For those who celebrate, Christmas Eve and Christmas Day are here. For mom and dad, the last-minute rush to get everything and everyone together is on; for kids, the anticipation of what will be under the tree is at sky-high levels; and the overall stress and adrenaline of the holidays have reached a fever pitch.
Then, it’s over.
While there’s New Year’s Eve and New Year’s Day to look forward to, for kids, Christmas is the high point. And once presents have been opened, the rest of the holiday break can stretch into what seems like infinity.
If your kids turn to their various screens, or worse – to fighting with each other, there are ways to keep them occupied and engaged and, who knows, maybe even have fun of the real, not virtual, kind.
At-home science labWhen you want to keep everybody busy inside but away from their computers, science experiments can be a cheap and fairly easy way to spend an afternoon.
Joe Lounge, manager of operations for the Powerhouse Science Center, said the Powerhouse offers activities that you can do at home if a trip downtown isn’t in the cards.
The first activity he recommends involves circuits: You can light up a light bulb just with a bulb, battery and wire. Then you can kick it up a notch by making a dough that is conductive. When you mix it up, it feels just like Play-Doh. The secret: It has a lot of salt in it, and that’s how it conducts, Lounge said.
Kids can stretch or shape the dough to create interesting-looking circuits.
Looking to get your hands dirty? The next activity Lounge recommends requires ice, salt and food coloring.

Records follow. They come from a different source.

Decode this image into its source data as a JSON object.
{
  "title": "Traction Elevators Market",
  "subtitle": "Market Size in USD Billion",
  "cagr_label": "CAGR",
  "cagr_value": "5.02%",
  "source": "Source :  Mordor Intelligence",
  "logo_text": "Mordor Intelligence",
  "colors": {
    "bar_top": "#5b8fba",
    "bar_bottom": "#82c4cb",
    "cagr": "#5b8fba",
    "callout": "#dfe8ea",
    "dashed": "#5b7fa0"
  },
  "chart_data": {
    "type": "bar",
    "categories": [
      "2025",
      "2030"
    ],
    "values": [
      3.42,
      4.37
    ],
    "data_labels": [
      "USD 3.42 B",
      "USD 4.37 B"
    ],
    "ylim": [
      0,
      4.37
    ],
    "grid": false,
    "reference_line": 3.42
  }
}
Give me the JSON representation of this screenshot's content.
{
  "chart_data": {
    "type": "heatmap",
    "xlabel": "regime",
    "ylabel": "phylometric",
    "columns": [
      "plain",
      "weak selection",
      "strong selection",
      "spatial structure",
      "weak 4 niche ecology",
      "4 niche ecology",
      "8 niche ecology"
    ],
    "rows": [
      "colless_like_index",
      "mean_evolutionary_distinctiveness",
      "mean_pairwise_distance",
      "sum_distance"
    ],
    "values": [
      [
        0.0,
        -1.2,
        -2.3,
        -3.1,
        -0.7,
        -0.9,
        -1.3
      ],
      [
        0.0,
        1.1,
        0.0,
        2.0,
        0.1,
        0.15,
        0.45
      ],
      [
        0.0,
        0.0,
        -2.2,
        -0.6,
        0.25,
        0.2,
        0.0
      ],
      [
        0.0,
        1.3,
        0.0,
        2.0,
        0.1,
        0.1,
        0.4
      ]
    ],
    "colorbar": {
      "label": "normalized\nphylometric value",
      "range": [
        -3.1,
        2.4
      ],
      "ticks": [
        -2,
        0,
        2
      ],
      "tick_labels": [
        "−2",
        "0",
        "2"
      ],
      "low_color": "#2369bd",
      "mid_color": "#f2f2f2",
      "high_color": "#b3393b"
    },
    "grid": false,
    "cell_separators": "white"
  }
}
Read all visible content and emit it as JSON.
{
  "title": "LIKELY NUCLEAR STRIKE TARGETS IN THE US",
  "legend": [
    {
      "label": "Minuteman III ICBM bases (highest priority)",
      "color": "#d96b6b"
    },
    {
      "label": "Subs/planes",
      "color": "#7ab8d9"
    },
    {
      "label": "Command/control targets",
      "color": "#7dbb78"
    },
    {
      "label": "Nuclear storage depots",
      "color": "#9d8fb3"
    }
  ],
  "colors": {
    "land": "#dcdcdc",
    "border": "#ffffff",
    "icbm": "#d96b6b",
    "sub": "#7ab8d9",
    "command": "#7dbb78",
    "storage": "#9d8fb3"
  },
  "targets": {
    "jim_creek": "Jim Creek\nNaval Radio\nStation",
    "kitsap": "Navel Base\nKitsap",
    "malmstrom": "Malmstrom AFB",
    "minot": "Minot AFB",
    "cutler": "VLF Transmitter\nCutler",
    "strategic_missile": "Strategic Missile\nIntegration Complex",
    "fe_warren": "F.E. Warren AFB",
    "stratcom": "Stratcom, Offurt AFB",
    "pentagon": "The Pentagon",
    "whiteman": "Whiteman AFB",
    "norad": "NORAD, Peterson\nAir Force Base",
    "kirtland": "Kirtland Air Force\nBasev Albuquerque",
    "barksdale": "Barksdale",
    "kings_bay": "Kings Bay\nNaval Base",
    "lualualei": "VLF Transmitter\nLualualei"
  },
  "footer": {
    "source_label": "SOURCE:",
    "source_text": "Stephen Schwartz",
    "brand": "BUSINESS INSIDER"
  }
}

Take something with an interesting shape – a rubber glove, a balloon (“Something a little more fun than ice cubes,” Lounge said) – and fill it with water and freeze. Once the object is frozen, remove it from whatever you used to give it shape. Take some salt water and a little food coloring and make several different salt-water solutions with the coloring.
Then, use something – an eyedropper would be ideal – to give you control over how much salt-water solution to apply. Now, drop the colored salt water onto the ice. The salt water will melt the ice and allow you to make colored designs in your frozen item.
“The science is you’re changing the freezing temperature with the salt,” Lounge said, adding that this isn’t necessarily the best activity for younger children because it’s a relatively slow process.
While these activities each offer scientific lessons and principles, Lounge said the main objective is fun.
“I like young kids to associate fun with science, just that basic association. So that later, when they’re actually learning science content, it feels like fun because they’ve already associated (science) with fun. That’s extremely important,” he said. “It’s not so much about the content – they may learn a fact or two – that’s not really what it’s about; it’s more about the effect of feeling the fun and accomplishment.”
Exploring the natural worldIf your kids are suffering from a classic case of cabin fever, take them outside, said Stephanie Weber, executive director of Durango Nature Studies.
She recommends simply going outside and immersing yourself in nature.
“We try to structure youths’ time so much that there’s something to be said about just letting them have the equivalent of recess, of giving them free time outdoors to just explore their world,” she said. “We have the perfect playground in Durango, where pretty much anywhere you live, you can walk out your door and have access to some pretty amazing natural elements.”
The most convenient of these would be the Animas River Trail. Weber said that even in winter, there’s a lot you can see and do.
“Walk along the trail and listen to the river and look at who’s in the river because you’ll see some pretty neat birds that are there this time of year – some visitors that come from the north who are currently here,” she said. “You get unique ducks out there and other water fowl. Just look at how the flora and the fauna – the plants and animals – navigate cold weather.”
And while outside time can be unstructured, Weber said that parents can make a game out of a walk – come up with a list for a scavenger hunt; make art from nature; or for younger kids, look for particular shapes or images in the natural elements.
“This is the time to be unstructured, so I don’t think we need to work too hard,” she said. “Rather, just provide the opportunity to reconnect to that which gives us energy and is really part of our foundation.
“Just because it’s going to be a little cold doesn’t mean we all have to hunker down in front of our screens,” Weber said.